Rockets strike Ukraine’s Lviv as Biden calls Putin a butcher


Smoke rises after an airstrike, as Russia's attack on Ukraine continues, in Lviv, Ukraine, on Saturday. Reuters

Gulf Today Report

US President Joe Biden called Russian leader Vladimir Putin a butcher who "cannot remain in power" after meeting Ukrainian refugees in Poland, as Kremlin forces stepped up attacks across Ukraine, including the western city of Lviv.

Biden's comments, an escalation of US rhetoric towards Moscow over its invasion of Ukraine, were not a call for regime change in Russia, a White House official said later, but meant to prepare the world's democracies for an extended conflict.


Ukraine's president Zelensky seeks action from Muslims

Russia reframes war goals in Ukraine

As the fight since Russia's Feb. 24 invasion of its neighbour drags on, a visibly irritated Ukrainian President Volodymyr Zelensky again demanded Western nations send military hardware.

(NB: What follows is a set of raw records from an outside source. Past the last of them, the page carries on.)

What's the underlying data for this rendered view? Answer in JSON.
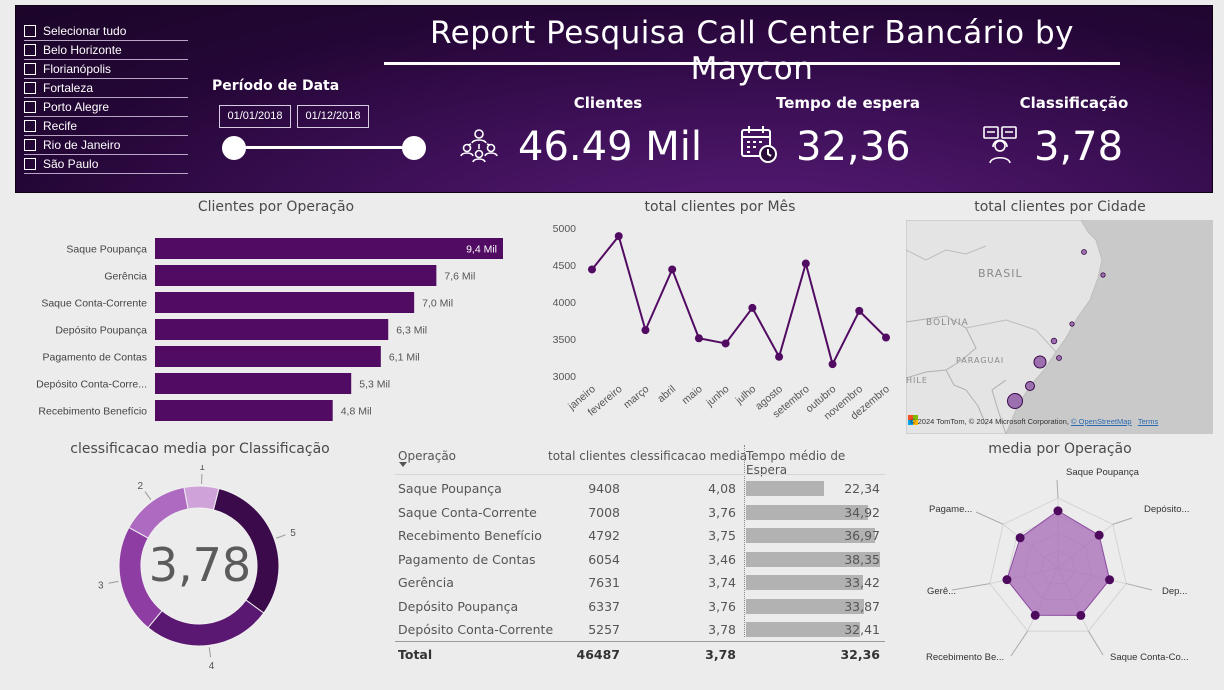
{
  "header": {
    "title": "Report Pesquisa Call Center Bancário by Maycon",
    "date_filter": {
      "title": "Período de Data",
      "start": "01/01/2018",
      "end": "01/12/2018"
    },
    "city_slicer": [
      "Selecionar tudo",
      "Belo Horizonte",
      "Florianópolis",
      "Fortaleza",
      "Porto Alegre",
      "Recife",
      "Rio de Janeiro",
      "São Paulo"
    ],
    "kpis": [
      {
        "label": "Clientes",
        "value": "46.49 Mil",
        "icon": "people-network-icon"
      },
      {
        "label": "Tempo de espera",
        "value": "32,36",
        "icon": "calendar-clock-icon"
      },
      {
        "label": "Classificação",
        "value": "3,78",
        "icon": "customer-support-icon"
      }
    ]
  },
  "bar_chart": {
    "title": "Clientes por Operação",
    "chart_data": {
      "type": "bar",
      "categories": [
        "Saque Poupança",
        "Gerência",
        "Saque Conta-Corrente",
        "Depósito Poupança",
        "Pagamento de Contas",
        "Depósito Conta-Corre...",
        "Recebimento Benefício"
      ],
      "values": [
        9.4,
        7.6,
        7.0,
        6.3,
        6.1,
        5.3,
        4.8
      ],
      "data_labels": [
        "9,4 Mil",
        "7,6 Mil",
        "7,0 Mil",
        "6,3 Mil",
        "6,1 Mil",
        "5,3 Mil",
        "4,8 Mil"
      ],
      "color": "#520b62"
    }
  },
  "line_chart": {
    "title": "total clientes por Mês",
    "chart_data": {
      "type": "line",
      "x": [
        "janeiro",
        "fevereiro",
        "março",
        "abril",
        "maio",
        "junho",
        "julho",
        "agosto",
        "setembro",
        "outubro",
        "novembro",
        "dezembro"
      ],
      "values": [
        4440,
        4890,
        3620,
        4440,
        3510,
        3440,
        3920,
        3260,
        4520,
        3160,
        3880,
        3520
      ],
      "yticks": [
        "5000",
        "4500",
        "4000",
        "3500",
        "3000"
      ],
      "ylim": [
        3000,
        5000
      ],
      "color": "#520b62"
    }
  },
  "map": {
    "title": "total clientes por Cidade",
    "labels": {
      "brasil": "BRASIL",
      "bolivia": "BOLIVIA",
      "paraguai": "PARAGUAI",
      "chile": "HILE"
    },
    "attribution": "© 2024 TomTom, © 2024 Microsoft Corporation, ",
    "osm_link": "© OpenStreetMap",
    "terms": "Terms"
  },
  "donut": {
    "title": "clessificacao media por Classificação",
    "center_value": "3,78",
    "chart_data": {
      "type": "pie",
      "labels": [
        "5",
        "4",
        "3",
        "2",
        "1"
      ],
      "values": [
        31,
        26,
        22,
        14,
        7
      ],
      "colors": [
        "#3a0a4a",
        "#5b1873",
        "#8e3ea3",
        "#ad6ac0",
        "#cfa3d9"
      ]
    }
  },
  "table": {
    "headers": [
      "Operação",
      "total clientes",
      "clessificacao media",
      "Tempo médio de Espera"
    ],
    "rows": [
      {
        "op": "Saque Poupança",
        "clients": "9408",
        "rating": "4,08",
        "wait": "22,34",
        "wait_frac": 0.58
      },
      {
        "op": "Saque Conta-Corrente",
        "clients": "7008",
        "rating": "3,76",
        "wait": "34,92",
        "wait_frac": 0.91
      },
      {
        "op": "Recebimento Benefício",
        "clients": "4792",
        "rating": "3,75",
        "wait": "36,97",
        "wait_frac": 0.96
      },
      {
        "op": "Pagamento de Contas",
        "clients": "6054",
        "rating": "3,46",
        "wait": "38,35",
        "wait_frac": 1.0
      },
      {
        "op": "Gerência",
        "clients": "7631",
        "rating": "3,74",
        "wait": "33,42",
        "wait_frac": 0.87
      },
      {
        "op": "Depósito Poupança",
        "clients": "6337",
        "rating": "3,76",
        "wait": "33,87",
        "wait_frac": 0.88
      },
      {
        "op": "Depósito Conta-Corrente",
        "clients": "5257",
        "rating": "3,78",
        "wait": "32,41",
        "wait_frac": 0.85
      }
    ],
    "total": {
      "label": "Total",
      "clients": "46487",
      "rating": "3,78",
      "wait": "32,36"
    }
  },
  "radar": {
    "title": "media por Operação",
    "chart_data": {
      "type": "radar",
      "axes": [
        "Saque Poupança",
        "Depósito...",
        "Dep...",
        "Saque Conta-Co...",
        "Recebimento Be...",
        "Gerê...",
        "Pagame..."
      ],
      "values": [
        4.08,
        3.76,
        3.78,
        3.76,
        3.75,
        3.74,
        3.46
      ],
      "rmax": 5
    }
  }
}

US President Joe Biden delivers a speech at the Royal Castle in Warsaw, Poland, on Saturday. AP

Zelensky asked whether the West was intimidated by Russia, demanding they provide a fraction of the military hardware in their stockpiles. "We've already been waiting 31 days."

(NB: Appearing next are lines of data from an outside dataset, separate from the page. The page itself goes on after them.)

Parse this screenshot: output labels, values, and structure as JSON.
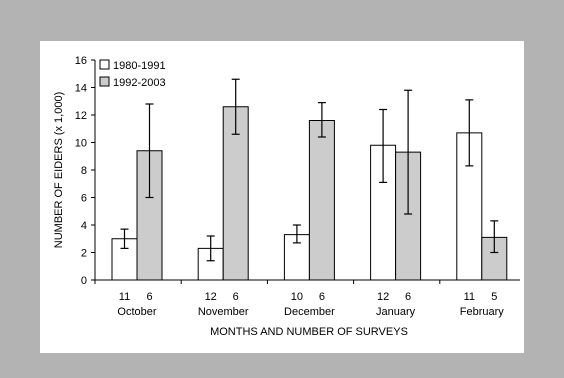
{
  "chart_data": {
    "type": "bar",
    "ylabel": "NUMBER OF EIDERS (x 1,000)",
    "xlabel": "MONTHS AND NUMBER OF SURVEYS",
    "ylim": [
      0,
      16
    ],
    "yticks": [
      "0",
      "2",
      "4",
      "6",
      "8",
      "10",
      "12",
      "14",
      "16"
    ],
    "grid": false,
    "legend_position": "top-left",
    "categories": [
      "October",
      "November",
      "December",
      "January",
      "February"
    ],
    "series": [
      {
        "name": "1980-1991",
        "color": "#ffffff",
        "values": [
          3.0,
          2.3,
          3.3,
          9.8,
          10.7
        ],
        "err_low": [
          2.3,
          1.4,
          2.7,
          7.1,
          8.3
        ],
        "err_high": [
          3.7,
          3.2,
          4.0,
          12.4,
          13.1
        ],
        "surveys": [
          "11",
          "12",
          "10",
          "12",
          "11"
        ]
      },
      {
        "name": "1992-2003",
        "color": "#cccccc",
        "values": [
          9.4,
          12.6,
          11.6,
          9.3,
          3.1
        ],
        "err_low": [
          6.0,
          10.6,
          10.4,
          4.8,
          2.0
        ],
        "err_high": [
          12.8,
          14.6,
          12.9,
          13.8,
          4.3
        ],
        "surveys": [
          "6",
          "6",
          "6",
          "6",
          "5"
        ]
      }
    ]
  }
}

Biden, in a fiery speech ending a European trip aimed at bolstering Western resolve, framed the war as part of a historic struggle for democratic freedoms.

Four missiles hit Lviv just 60 km (40 miles) from the Polish border, local officials said, in the most significant attack on the city in the month-old war.

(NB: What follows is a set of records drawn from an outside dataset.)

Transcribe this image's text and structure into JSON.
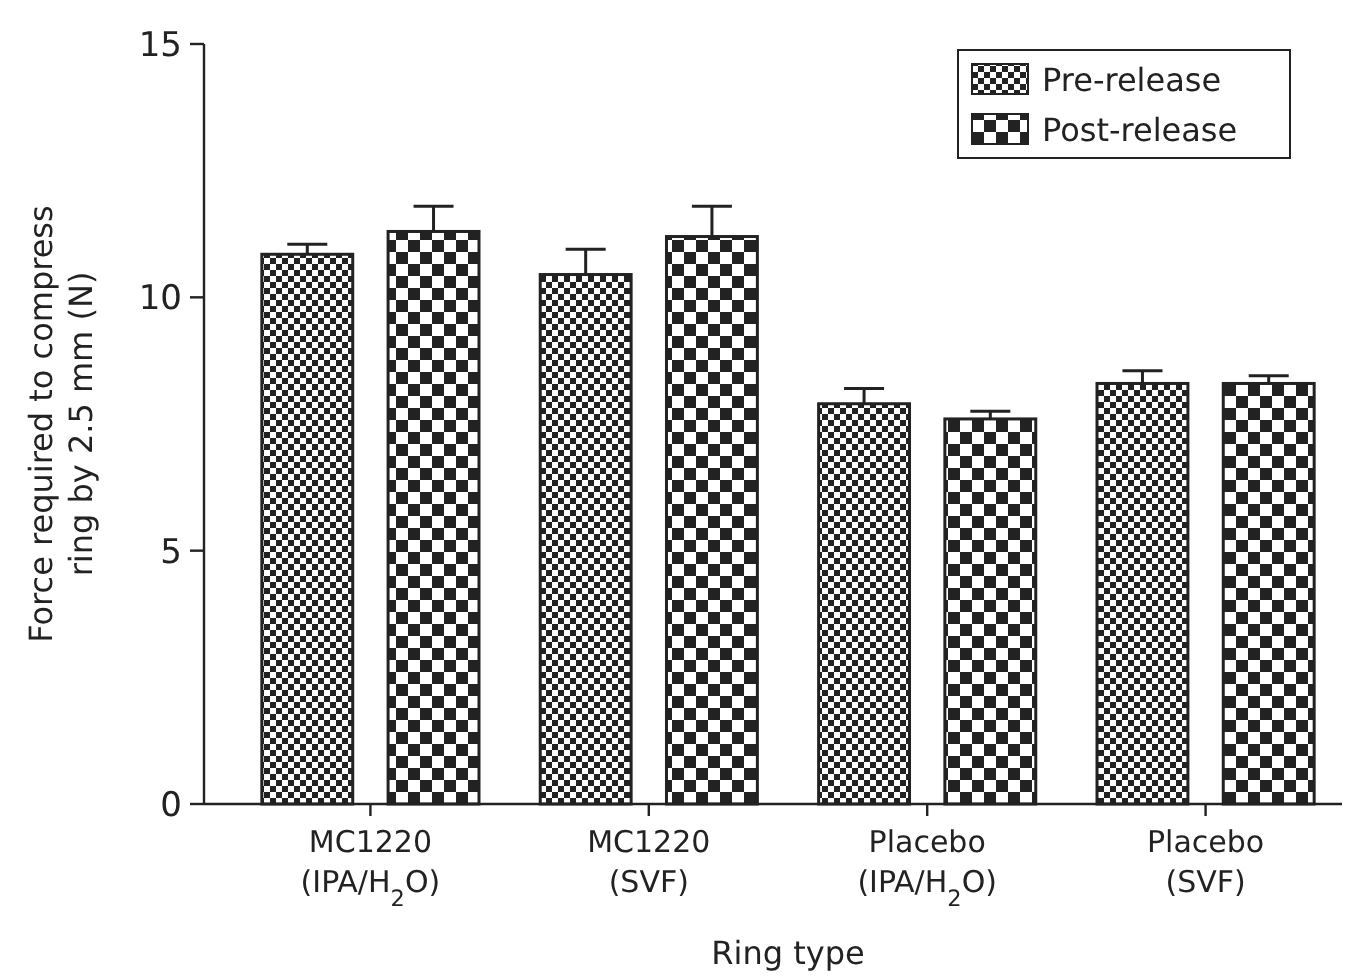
{
  "chart_data": {
    "type": "bar",
    "xlabel": "Ring type",
    "ylabel": "Force required to compress\nring by 2.5 mm (N)",
    "categories": [
      "MC1220\n(IPA/H$_{2}$O)",
      "MC1220\n(SVF)",
      "Placebo\n(IPA/H$_{2}$O)",
      "Placebo\n(SVF)"
    ],
    "series": [
      {
        "name": "Pre-release",
        "color": "#222222",
        "values": [
          10.85,
          10.45,
          7.9,
          8.3
        ],
        "errors": [
          0.2,
          0.5,
          0.3,
          0.25
        ]
      },
      {
        "name": "Post-release",
        "color": "#222222",
        "values": [
          11.3,
          11.2,
          7.6,
          8.3
        ],
        "errors": [
          0.5,
          0.6,
          0.15,
          0.15
        ]
      }
    ],
    "ylim": [
      0,
      15
    ],
    "yticks": [
      0,
      5,
      10,
      15
    ],
    "legend": "top right",
    "grid": false
  }
}
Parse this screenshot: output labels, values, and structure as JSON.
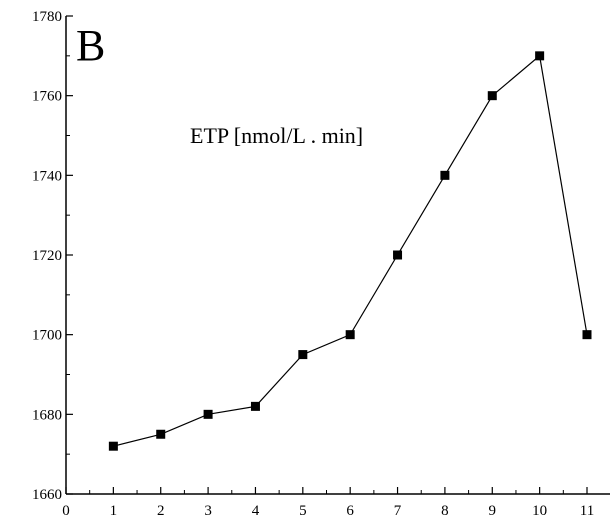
{
  "panel_label": "B",
  "chart_data": {
    "type": "line",
    "title": "",
    "annotation": "ETP [nmol/L . min]",
    "xlabel": "",
    "ylabel": "",
    "xlim": [
      0,
      11
    ],
    "ylim": [
      1660,
      1780
    ],
    "x_ticks": [
      0,
      1,
      2,
      3,
      4,
      5,
      6,
      7,
      8,
      9,
      10,
      11
    ],
    "y_ticks": [
      1660,
      1680,
      1700,
      1720,
      1740,
      1760,
      1780
    ],
    "grid": false,
    "legend": "none",
    "series": [
      {
        "x": [
          1,
          2,
          3,
          4,
          5,
          6,
          7,
          8,
          9,
          10,
          11
        ],
        "values": [
          1672,
          1675,
          1680,
          1682,
          1695,
          1700,
          1720,
          1740,
          1760,
          1770,
          1700
        ],
        "marker": "square",
        "color": "#000000"
      }
    ]
  }
}
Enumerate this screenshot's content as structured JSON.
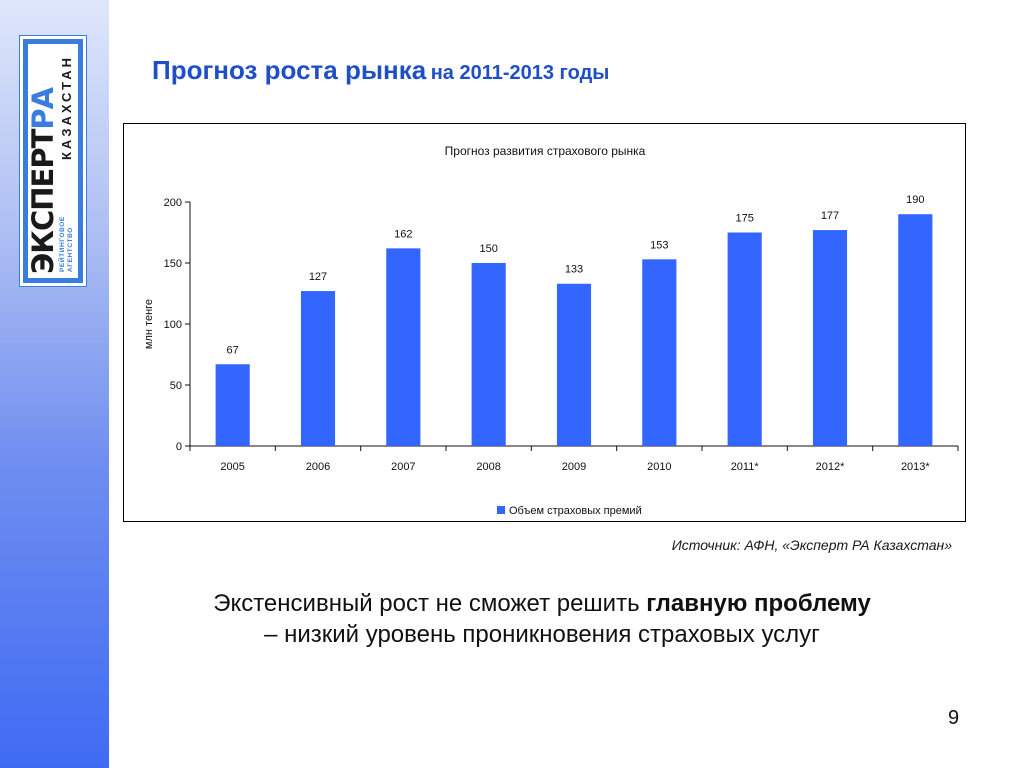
{
  "slide": {
    "title_main": "Прогноз роста рынка",
    "title_sub": "на 2011-2013 годы",
    "source": "Источник: АФН, «Эксперт РА Казахстан»",
    "caption_plain": "Экстенсивный рост не сможет решить ",
    "caption_bold": "главную проблему",
    "caption_line2": "– низкий уровень проникновения страховых услуг",
    "page_number": "9"
  },
  "logo": {
    "word_dark": "ЭКСПЕРТ",
    "word_blue": "РА",
    "sub_line1": "РЕЙТИНГОВОЕ",
    "sub_line2": "АГЕНТСТВО",
    "country": "КАЗАХСТАН"
  },
  "colors": {
    "bar": "#3366ff",
    "title": "#1f4fc6",
    "side_gradient_bottom": "#3f6bf4",
    "logo_blue": "#3a7de0"
  },
  "chart_data": {
    "type": "bar",
    "title": "Прогноз развития страхового рынка",
    "ylabel": "млн тенге",
    "xlabel": "",
    "ylim": [
      0,
      200
    ],
    "yticks": [
      0,
      50,
      100,
      150,
      200
    ],
    "categories": [
      "2005",
      "2006",
      "2007",
      "2008",
      "2009",
      "2010",
      "2011*",
      "2012*",
      "2013*"
    ],
    "series": [
      {
        "name": "Объем страховых премий",
        "values": [
          67,
          127,
          162,
          150,
          133,
          153,
          175,
          177,
          190
        ],
        "color": "#3366ff"
      }
    ],
    "data_labels": true,
    "grid": false,
    "legend_position": "bottom"
  }
}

People watch smoke rising behind buildings following explosions in Lviv, western Ukraine, on Saturday. AP

Russian forces have taken Slavutych, where workers at the defunct Chernobyl nuclear plant live, an official said.

Russian Defence Minister Sergei Shoigu was shown chairing a meeting, the first time he has publicly been seen speaking for more than two weeks.

Meanwhile, Russian forces took control of a town where staff working at the Chernobyl nuclear site live and briefly detained the mayor, sparking protests, Ukrainian officials said Saturday.

Clothes thrown by the Russian shelling from the ruined house hang on a tree in Kharkiv, Ukraine. AP

"I have been released. Everything is fine, as far as it is possible under occupation," Yuri Fomichev, mayor of Slavutych, told the media by phone, after officials in the Ukraine capital Kyiv announced earlier he had been detained.

Earlier, the military administration of the Kviv region, which covers Slavutych, announced that Russian troops had entered the town and occupied the municipal hospital.

They also said that the mayor had been detained.

Residents took to the streets, carrying a large blue and yellow Ukrainian flag and heading towards the hospital, the administration said. Russian forces fired into the air and threw stun grenades into the crowd, it added.